Basic Data Exploration
While the project requirement have 3 main product categories, Beauty, Mobile, & Fashion, I will just focus on the Mobile data set. The two other categories will follow the same approach. For the mobile data set, the requirement is to extract the following attributes such as Brand, Phone Model, Camera, Phone Screen Size, Color Family. A brief exploration of the training data set observed.
Only title (text) & image (pic) available to predict the several attributes
of the product.
The attributes are already label-encoded.
There are a lot of missing values particularly like Network Connections etc have more than 80% of data missing. This is quite expected as sellers unlikely to put some of these more obscured attributes in the title description while attributes like Brand and Model should have less missing data.
From seller’s perspective, seller will try to include as much information as possible in a
concise manner especially attributes like brands, models etc to make their posting relevant to search and stand out to the buyers. Using only image to extract attributes such as Brand and model might be difficult especially for mobile category where it is difficult to differentiate from pic even with human eye.
From the exploration, I planned the following steps.
Using title (text) as main classification input and ignore images.
Train and predict each attribute at a time.
Basic Data and Text Cleaning
There are some attributes Network Connections, Warranty Period which have large proportion of missing data. However, those attributes have majority of the observations having a certain attribute. In this case, those missing values are assigned with the mode of the training population (e.g. it is likely for Network Connections , most phones should be 4G etc). The attributes are also converted to integer for training purpose.
For the title, before extracting the numeric features, we perform cleaning on the data set. Since most users would highlight the most important feature in the product tile to make their product stand out and relevant, they would generally have omitted most of the stop words, most punctuation. and white spaces Hence for this data set, I will try minimal cleaning: change the title to lowercase and remove special characters.

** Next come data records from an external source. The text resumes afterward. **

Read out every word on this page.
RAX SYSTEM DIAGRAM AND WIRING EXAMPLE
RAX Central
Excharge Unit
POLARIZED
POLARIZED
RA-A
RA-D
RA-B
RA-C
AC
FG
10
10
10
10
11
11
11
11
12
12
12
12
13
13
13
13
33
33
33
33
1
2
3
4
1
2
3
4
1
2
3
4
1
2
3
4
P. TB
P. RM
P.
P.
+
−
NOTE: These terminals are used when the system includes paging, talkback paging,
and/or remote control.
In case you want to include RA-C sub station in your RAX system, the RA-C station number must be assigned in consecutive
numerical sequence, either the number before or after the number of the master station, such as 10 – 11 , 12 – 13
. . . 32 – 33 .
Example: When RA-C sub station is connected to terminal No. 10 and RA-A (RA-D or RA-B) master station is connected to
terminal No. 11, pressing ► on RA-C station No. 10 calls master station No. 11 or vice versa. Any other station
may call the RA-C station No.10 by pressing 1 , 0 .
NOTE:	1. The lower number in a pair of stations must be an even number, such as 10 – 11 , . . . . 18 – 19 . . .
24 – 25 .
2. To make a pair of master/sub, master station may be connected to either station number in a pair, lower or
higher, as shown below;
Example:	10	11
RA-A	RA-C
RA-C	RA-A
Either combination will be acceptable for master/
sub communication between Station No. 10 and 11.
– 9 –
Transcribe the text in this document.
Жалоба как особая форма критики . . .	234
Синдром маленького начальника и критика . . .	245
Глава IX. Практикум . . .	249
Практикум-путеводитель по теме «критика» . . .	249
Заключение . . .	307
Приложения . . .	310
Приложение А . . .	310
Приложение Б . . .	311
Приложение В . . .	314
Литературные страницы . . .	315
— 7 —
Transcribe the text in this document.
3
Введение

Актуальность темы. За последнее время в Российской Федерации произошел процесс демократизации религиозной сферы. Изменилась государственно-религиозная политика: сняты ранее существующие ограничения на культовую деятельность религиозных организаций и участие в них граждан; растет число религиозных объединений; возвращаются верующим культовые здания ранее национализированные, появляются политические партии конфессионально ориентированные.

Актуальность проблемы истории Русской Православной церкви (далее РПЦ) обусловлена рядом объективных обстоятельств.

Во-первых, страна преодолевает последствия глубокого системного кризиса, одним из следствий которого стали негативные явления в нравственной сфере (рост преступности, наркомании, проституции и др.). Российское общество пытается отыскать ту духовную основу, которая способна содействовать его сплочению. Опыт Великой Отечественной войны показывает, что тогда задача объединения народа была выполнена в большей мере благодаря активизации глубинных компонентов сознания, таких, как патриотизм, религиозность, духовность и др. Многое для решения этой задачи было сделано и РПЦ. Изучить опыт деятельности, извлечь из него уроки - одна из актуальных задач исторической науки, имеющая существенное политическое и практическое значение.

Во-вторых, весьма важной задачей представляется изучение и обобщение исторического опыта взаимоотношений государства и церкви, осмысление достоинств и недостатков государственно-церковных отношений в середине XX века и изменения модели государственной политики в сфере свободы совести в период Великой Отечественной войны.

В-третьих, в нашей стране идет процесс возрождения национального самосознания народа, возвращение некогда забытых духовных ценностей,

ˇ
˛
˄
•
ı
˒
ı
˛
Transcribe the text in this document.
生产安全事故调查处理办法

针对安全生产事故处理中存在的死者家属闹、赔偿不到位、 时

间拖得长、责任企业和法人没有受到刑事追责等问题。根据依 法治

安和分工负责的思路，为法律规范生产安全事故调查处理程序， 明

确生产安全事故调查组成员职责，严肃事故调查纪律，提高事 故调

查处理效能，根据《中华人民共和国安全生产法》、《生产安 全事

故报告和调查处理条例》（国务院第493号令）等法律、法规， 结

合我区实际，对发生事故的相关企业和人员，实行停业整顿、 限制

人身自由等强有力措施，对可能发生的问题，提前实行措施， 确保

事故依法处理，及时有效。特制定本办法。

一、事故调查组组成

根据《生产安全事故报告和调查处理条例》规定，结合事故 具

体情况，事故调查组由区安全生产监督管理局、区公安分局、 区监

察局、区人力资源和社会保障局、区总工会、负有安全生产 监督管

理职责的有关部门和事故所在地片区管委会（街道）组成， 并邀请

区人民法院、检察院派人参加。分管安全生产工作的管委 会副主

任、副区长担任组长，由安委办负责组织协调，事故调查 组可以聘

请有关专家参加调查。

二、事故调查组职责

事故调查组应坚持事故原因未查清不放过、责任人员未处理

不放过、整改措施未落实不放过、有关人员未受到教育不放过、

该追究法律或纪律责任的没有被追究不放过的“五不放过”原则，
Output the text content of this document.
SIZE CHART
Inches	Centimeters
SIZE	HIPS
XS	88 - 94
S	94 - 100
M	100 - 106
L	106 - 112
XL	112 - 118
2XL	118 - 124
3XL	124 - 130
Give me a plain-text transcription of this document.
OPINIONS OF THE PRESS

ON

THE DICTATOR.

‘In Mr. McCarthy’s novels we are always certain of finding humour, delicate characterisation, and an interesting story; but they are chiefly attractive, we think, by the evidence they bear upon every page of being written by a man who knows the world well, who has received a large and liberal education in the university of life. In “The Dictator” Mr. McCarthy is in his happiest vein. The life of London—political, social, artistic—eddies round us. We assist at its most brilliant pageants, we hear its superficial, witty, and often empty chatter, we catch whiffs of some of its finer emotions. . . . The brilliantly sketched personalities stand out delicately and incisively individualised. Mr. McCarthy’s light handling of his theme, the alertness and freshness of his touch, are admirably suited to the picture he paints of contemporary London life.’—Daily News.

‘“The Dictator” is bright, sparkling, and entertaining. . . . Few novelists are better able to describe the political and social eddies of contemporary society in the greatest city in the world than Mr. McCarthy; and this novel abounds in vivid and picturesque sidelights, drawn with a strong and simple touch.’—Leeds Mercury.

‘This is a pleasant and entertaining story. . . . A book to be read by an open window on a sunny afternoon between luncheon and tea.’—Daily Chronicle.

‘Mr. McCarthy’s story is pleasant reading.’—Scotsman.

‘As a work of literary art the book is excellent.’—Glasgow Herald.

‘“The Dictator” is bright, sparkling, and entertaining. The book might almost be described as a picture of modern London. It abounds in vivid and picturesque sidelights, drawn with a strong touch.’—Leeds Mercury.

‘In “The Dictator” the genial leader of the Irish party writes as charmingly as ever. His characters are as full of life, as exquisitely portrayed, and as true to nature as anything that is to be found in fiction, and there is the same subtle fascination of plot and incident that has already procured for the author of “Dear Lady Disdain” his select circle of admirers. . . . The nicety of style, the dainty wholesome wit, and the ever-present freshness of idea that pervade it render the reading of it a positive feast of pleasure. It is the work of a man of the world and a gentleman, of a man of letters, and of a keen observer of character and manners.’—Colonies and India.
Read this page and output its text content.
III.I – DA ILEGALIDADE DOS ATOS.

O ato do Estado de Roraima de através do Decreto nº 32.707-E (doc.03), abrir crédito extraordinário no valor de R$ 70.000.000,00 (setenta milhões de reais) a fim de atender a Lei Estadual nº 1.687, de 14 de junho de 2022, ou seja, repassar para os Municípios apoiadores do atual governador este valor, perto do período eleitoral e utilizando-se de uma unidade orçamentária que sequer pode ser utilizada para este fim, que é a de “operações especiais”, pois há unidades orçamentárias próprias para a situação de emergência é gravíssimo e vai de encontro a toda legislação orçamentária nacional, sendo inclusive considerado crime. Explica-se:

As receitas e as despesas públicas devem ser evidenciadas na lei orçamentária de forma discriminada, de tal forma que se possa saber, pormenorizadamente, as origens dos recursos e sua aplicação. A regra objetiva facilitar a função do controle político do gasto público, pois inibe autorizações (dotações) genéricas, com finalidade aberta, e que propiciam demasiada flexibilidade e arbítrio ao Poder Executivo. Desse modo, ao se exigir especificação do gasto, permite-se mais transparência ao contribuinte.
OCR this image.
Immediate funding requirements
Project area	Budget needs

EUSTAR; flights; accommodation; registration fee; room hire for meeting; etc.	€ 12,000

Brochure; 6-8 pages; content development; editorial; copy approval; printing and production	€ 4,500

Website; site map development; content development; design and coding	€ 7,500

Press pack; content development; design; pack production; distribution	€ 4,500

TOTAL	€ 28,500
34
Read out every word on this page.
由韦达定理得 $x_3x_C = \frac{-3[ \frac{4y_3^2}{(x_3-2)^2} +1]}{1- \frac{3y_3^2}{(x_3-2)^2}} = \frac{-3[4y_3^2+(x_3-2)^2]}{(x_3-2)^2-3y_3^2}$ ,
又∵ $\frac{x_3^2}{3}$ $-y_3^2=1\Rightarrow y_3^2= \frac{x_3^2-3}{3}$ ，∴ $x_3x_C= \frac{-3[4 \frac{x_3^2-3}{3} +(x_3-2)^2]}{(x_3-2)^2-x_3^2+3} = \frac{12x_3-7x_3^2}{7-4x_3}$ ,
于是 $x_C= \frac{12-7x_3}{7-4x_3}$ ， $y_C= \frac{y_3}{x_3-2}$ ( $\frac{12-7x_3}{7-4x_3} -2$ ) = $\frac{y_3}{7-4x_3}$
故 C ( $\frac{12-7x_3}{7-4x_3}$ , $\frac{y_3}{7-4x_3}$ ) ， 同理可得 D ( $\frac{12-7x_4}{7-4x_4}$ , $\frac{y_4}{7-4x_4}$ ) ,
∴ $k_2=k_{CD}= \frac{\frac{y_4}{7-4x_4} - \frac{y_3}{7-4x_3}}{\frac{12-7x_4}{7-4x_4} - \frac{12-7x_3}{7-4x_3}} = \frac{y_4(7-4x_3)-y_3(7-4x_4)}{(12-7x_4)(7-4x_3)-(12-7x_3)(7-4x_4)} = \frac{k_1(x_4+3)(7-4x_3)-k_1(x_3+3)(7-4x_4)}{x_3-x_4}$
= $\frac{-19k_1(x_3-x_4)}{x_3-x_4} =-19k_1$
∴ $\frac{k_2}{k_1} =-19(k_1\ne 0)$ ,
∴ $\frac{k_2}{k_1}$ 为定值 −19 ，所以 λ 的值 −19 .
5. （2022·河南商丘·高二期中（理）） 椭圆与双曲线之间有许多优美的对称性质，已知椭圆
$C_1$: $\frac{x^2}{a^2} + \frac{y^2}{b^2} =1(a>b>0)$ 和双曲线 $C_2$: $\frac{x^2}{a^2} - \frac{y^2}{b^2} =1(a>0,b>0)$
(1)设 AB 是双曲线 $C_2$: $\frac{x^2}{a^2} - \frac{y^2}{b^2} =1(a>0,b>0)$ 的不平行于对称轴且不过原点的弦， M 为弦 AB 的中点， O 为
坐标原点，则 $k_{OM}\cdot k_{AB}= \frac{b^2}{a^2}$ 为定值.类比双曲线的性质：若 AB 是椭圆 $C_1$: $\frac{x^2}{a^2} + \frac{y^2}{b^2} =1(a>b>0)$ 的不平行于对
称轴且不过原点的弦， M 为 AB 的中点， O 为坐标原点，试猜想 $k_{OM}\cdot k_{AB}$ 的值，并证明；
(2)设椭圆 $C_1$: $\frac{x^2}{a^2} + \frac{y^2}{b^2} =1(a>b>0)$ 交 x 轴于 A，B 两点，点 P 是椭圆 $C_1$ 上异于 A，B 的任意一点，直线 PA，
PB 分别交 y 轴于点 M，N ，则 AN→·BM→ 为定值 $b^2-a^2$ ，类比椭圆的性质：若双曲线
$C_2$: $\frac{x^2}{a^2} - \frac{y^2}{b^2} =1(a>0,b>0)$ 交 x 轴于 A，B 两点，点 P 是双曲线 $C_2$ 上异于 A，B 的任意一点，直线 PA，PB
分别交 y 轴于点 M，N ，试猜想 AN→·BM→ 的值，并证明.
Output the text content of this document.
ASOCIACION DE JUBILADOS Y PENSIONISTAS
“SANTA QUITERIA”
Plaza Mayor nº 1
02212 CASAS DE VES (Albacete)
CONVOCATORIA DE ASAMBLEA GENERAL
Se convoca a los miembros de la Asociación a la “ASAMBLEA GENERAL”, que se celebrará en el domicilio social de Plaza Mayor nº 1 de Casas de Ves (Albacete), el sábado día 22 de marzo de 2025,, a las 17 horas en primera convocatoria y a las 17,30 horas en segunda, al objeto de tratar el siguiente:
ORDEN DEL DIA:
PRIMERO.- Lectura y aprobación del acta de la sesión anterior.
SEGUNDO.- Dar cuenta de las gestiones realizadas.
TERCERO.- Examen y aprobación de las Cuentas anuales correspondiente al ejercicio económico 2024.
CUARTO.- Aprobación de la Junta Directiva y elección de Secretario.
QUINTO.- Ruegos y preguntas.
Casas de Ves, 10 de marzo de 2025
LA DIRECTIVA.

This can reduce a significant amount of time in text cleaning especially for large data set.
For the advanced data extraction, I chose the Bag-Of-Word (BOW) model to generate the features from the text columns. In the BOW model, I use TF-IDF approach which computes the weighted frequency of each word in each title. For classification, SVM is chosen as the classifier. Pipe-lining makes it easy to streamline the whole text processing and attributes classification making it run on all the different attributes.
Below is the complete code running from extraction, cleaning to classification.
This is the starting point of the project and take only a few lines of code to get it up and running for quick analysis. I will improve the existing code by incorporate gridsearch for hyperparameters and expanding on the pipelines and features in the subsequent posts.